Certains négociants sont spécialisés dans le commerce des petits animaux, dont les chiens. En général, ils vendent des chiots au sujet desquels vous ne pourrez pas obtenir beaucoup d’informations. Vous ne serez donc pas en mesure de vous faire une opinion valable sur les futures possibilités de l’animal qui vous est proposé. Si votre attention a tout particulièrement été attirée par un jeune chien de quelques mois à l’air éveillé et paraissant en parfaite condition physique, n’oubliez pas, malgré ce qui vous séduit en lui, de prendre le maximum de précautions avant d’en faire l’acquisition.
Mais il existe aussi des vendeurs sérieux, surtout ceux qui disposent d’un service vétérinaire dans leur établissement. Ils font tous leurs efforts pour obtenir et conserver l’estime de leur clientèle et, dans ce but, ils attestent la provenance de chaque jeune chien qu’ils vendent. Ils peuvent ainsi, au moment même de la transaction ou postérieurement, délivrer à chaque acheteur le certificat établissant l’authenticité de l’appartenance raciale de l’animal.
Si le cas se présente, un vendeur appliquant de tels principes d’honnêteté n’hésite pas à reconnaître explicitement qu’il ne peut fournir de pedigree. Ce qui ne lui interdit pas d’ailleurs, s’il connaît les géniteurs, d’affirmer qu’un chiot deviendra un beau chien possédant les caractéristiques de la race. Malheureusement, tous les négociants n’agissent pas de cette manière. Pour nombre d’entre eux le but essentiel de leur activité est de faire
des affaires et ceux qui obéissent à des préoccupations de cet ordre n’y regardent pas de si près. C’est alors que l’acquéreur court le risque d’avoir un chien ne satisfaisant pas les exigences du standard Ce la race à laquelle on prétend qu’il appartient.

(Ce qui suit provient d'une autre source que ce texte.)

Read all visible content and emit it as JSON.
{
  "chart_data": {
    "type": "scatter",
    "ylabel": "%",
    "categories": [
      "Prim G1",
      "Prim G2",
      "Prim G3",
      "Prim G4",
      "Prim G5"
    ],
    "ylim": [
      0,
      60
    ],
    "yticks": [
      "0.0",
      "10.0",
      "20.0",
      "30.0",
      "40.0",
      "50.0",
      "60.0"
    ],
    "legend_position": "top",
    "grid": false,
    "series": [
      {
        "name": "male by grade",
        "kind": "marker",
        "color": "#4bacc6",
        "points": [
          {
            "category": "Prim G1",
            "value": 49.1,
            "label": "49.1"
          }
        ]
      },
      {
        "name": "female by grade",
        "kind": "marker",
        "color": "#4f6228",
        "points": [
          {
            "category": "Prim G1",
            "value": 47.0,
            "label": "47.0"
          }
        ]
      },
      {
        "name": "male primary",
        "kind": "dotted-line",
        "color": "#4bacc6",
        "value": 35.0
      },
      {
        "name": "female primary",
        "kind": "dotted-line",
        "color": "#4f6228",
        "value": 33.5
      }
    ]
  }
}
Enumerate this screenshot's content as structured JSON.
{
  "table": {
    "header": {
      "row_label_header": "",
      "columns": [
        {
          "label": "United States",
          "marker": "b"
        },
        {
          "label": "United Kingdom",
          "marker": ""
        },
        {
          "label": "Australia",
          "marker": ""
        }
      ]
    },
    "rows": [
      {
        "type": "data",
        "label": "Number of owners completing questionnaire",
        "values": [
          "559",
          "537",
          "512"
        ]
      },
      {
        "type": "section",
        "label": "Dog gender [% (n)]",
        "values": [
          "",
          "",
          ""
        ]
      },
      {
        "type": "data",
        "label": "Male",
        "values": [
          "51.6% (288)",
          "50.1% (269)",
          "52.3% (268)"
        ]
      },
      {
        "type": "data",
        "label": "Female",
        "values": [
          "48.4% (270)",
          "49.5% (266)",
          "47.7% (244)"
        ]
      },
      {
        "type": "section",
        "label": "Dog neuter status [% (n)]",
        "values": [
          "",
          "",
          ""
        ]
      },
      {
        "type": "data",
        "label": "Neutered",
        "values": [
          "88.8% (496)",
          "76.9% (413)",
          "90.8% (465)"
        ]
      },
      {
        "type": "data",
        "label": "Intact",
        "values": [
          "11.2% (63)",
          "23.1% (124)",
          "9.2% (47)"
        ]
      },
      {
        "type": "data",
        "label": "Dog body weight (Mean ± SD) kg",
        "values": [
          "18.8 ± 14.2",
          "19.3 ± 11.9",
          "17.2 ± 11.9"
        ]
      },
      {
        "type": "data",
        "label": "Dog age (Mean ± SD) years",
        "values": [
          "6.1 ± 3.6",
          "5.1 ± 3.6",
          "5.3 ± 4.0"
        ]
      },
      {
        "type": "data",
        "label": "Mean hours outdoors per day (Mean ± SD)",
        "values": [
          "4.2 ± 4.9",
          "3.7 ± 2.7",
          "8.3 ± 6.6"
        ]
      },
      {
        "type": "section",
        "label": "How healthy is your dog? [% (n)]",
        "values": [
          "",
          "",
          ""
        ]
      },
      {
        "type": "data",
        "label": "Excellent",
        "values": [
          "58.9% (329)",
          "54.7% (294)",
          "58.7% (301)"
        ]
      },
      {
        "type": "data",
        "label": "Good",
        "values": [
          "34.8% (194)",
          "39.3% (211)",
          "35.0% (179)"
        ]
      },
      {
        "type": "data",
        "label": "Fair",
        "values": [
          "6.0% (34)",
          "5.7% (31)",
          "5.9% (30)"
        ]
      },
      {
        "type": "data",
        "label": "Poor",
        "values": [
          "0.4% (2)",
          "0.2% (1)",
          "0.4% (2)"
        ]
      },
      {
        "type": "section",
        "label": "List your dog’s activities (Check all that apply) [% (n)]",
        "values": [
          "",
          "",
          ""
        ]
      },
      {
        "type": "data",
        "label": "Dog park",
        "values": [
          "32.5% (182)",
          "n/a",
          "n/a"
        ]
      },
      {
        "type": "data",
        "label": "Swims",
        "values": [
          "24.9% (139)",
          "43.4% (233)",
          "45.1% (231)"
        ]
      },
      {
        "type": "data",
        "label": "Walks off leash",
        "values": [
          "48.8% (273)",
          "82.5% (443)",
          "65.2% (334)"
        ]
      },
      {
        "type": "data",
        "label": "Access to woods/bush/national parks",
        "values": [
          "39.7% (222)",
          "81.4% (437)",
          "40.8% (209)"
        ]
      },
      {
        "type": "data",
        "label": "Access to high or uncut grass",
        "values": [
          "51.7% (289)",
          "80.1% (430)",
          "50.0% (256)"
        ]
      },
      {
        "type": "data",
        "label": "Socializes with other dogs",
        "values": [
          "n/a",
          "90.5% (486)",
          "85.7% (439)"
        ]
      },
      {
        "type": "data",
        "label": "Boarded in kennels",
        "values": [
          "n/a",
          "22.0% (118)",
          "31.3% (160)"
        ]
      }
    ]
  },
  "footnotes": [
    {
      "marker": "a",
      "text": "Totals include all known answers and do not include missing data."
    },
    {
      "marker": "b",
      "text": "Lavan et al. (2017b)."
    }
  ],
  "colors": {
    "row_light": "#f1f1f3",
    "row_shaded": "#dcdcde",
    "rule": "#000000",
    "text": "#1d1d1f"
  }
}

Il faut donc tenir compte de tous ces éléments et agir avec prudence. La grande popularité du Cocker due à ses qualités esthétiques, à son caractère, à sa faculté d’adaptation dans les milieux les plus variés, a provoqué dans le monde entier un afflux de demandes de jeunes chiens de cette race. Pour répondre aux besoins du marché, l’élevage du Cocker est devenu intensif et l’on a cessé de procéder aux sélections devenues cependant de plus en plus indispensables en raison des anomalies d’ordre morphologique et psychique qui ont fait leur apparition. L’une des conséquences de cet "affairisme" est la production de sujets ayant un comportement névrotique et agressif tout à fait étranger à la véritable nature du Cocker dont la douceur et la capacité d’affection sont bien connues.
Par ailleurs, il ne manque pas de commerçants dépourvus de scrupules qui, achetant à bas prix dans certains pays étrangers tels que la Belgique et la Hollande des chiens "fabriqués à la chaîne", les revendent ici en réalisant de confortables bénéfices. Leur unique préoccupation est le nombre d’animaux vendus, c’est à dire le chiffre d’affaires réalisé. Quant aux principes et aux informations que les véritables éleveurs considèrent comme essentiels, ils ne s’en soucient pas le moins du monde. Ce qui frappe le plus dans tout cela, c’est l’argument principal de ces vendeurs qui n’hésitent pas à affirmer que ces chiens sont de qualité supérieure en raison de leur provenance étrangère. Et dans ce domaine comme dans beaucoup d’autres, l’attrait du produit venant de l’extérieur joue un rôle considérable. Quoi qu’il en soit, ces procédés révèlent le manque d’honnêteté de ceux qui exportent les chiens comme de ceux qui se chargent de les importer. Malgré les efforts et les sacrifices de nombreux éleveurs nationaux qui veulent conserver et améliorer cette race, la présence sur le marché d’animaux déficients ne peut que porter gravement préjudice à celle ci.
Un chiot de qualité peut également être acheté à un particulier qui, possédant une femelle de race, l’a fait couvrir par un étalon ayant les caractéristiques requises. Mais, dans ce cas aussi, il ne faut pas acheter les yeux fermés, même si le prix demandé est alléchant ; il faut s’assurer d’abord que la portée est issue de géniteurs appartenant à la race et qu’elle est bien inscrite sur le livre généalogique tenu par la société canine nationale. Il ne s’agit pas seulement de savoir, pour la forme, si l’on aura la certitude de posséder un sujet de pure race. Le certificat d’inscription remis lors de l’achat permettra au propriétaire du chien de prouver que celui ci a bien été enregistré, ce qui lui donnera de la valeur, lui permettra de participer aux expositions canines et d’être éventuellement utilisé comme étalon (ou comme reproducteur). Les petits obtenus grâce à l’intervention de cet animal seront officiellement enregistrés à leur tour et ils auront ainsi une bonne valeur commerciale.